Major cities—including Beijing, Shenzhen, Guangzhou, Shanghai, and Chengdu—take the top five places in the report’s “overall smart life index” ranking, which measures cities’ mobile payment penetration in three categories: commerce, social, and welfare. But the trend is happening outside the big cities, too. Dongguan, the southern Chinese city outside of Shenzhen famously known as the factory of the world, comes in at number 5. Foshan, another small city in the region known for its furniture manufacturing, made it into the top 10. As the report states, smart cities are closing the city-rural gap in China.
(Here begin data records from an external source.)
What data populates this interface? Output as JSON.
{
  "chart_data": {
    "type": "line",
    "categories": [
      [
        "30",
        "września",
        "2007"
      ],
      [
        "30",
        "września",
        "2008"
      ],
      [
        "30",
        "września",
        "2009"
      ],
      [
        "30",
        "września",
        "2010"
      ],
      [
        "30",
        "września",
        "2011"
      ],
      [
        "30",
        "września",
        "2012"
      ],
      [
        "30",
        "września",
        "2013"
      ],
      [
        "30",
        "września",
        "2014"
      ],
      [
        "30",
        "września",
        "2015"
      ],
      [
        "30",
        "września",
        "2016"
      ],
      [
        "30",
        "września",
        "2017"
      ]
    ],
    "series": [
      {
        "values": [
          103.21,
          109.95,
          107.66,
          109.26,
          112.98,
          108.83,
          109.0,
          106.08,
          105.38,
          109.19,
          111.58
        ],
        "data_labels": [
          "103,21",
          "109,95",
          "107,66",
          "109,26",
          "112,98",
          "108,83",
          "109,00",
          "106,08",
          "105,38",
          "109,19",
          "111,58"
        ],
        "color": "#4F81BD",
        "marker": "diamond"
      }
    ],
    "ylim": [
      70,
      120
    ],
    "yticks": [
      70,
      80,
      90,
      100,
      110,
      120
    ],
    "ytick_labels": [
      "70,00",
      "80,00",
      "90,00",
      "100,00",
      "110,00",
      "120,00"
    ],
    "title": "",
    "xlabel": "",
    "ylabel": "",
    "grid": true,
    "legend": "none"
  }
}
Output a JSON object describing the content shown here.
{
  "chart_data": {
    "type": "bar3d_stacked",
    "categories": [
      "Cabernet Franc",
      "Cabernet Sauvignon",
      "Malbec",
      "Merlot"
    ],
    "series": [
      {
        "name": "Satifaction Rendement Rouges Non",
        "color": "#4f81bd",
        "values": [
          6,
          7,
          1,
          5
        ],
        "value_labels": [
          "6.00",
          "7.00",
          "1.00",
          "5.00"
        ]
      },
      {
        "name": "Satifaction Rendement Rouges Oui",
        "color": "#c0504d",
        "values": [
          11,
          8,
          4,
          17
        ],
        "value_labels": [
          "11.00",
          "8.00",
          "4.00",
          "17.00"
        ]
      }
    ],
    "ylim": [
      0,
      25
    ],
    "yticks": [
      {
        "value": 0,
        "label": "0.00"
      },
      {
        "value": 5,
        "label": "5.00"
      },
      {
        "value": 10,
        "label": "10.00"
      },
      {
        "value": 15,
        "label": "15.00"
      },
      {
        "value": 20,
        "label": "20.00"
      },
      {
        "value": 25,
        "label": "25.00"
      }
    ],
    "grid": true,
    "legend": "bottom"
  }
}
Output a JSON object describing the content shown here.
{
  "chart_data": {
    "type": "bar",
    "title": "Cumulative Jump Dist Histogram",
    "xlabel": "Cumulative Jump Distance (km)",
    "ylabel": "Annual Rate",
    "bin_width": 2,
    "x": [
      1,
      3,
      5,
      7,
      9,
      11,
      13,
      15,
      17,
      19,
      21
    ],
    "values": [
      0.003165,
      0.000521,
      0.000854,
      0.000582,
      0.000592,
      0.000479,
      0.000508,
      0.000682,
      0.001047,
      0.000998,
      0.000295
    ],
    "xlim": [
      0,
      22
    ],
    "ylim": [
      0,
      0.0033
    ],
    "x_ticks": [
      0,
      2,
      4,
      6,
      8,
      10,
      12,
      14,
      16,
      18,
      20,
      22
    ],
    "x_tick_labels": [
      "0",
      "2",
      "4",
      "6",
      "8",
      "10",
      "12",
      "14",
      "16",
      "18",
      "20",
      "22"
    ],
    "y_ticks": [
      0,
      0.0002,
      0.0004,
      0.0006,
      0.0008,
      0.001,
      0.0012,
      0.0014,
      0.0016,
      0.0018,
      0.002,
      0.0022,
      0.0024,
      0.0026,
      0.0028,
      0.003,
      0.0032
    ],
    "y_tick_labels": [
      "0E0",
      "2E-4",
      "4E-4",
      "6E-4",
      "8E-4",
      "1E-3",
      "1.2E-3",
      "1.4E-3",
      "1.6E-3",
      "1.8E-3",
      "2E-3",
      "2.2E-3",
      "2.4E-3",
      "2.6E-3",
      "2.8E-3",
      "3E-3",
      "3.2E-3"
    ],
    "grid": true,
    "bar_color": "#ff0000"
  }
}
Cashless penetration is slower among the older generation, however. The average amount of cash people carry declines with age, the report shows. People born in the 60s carry up to RMB 557 on average and the post-90s generation are going out with just RMB 172 in their pocket. Until WeChat Pay came around in 2013, the country was still largely a cash society as credit cards never took off in China like it did in the U.S. Transaction volume of mobile payment has jumped from $183 in 2013 to $2.4 trillion in 2016. China’s adoption rate of mobile payment solutions has grown to 73% this year, based on a survey released by YouGov in July.
As Ben Thompson, founder of tech analysis site Stratechery, puts it:
“The U.S. was first to credit cards, and everyone there has a personal computer. But China, where everyone is on their phones all the time, is now ahead in mobile commerce and mobile payments by virtue of leapfrogging the PC and credit cards.”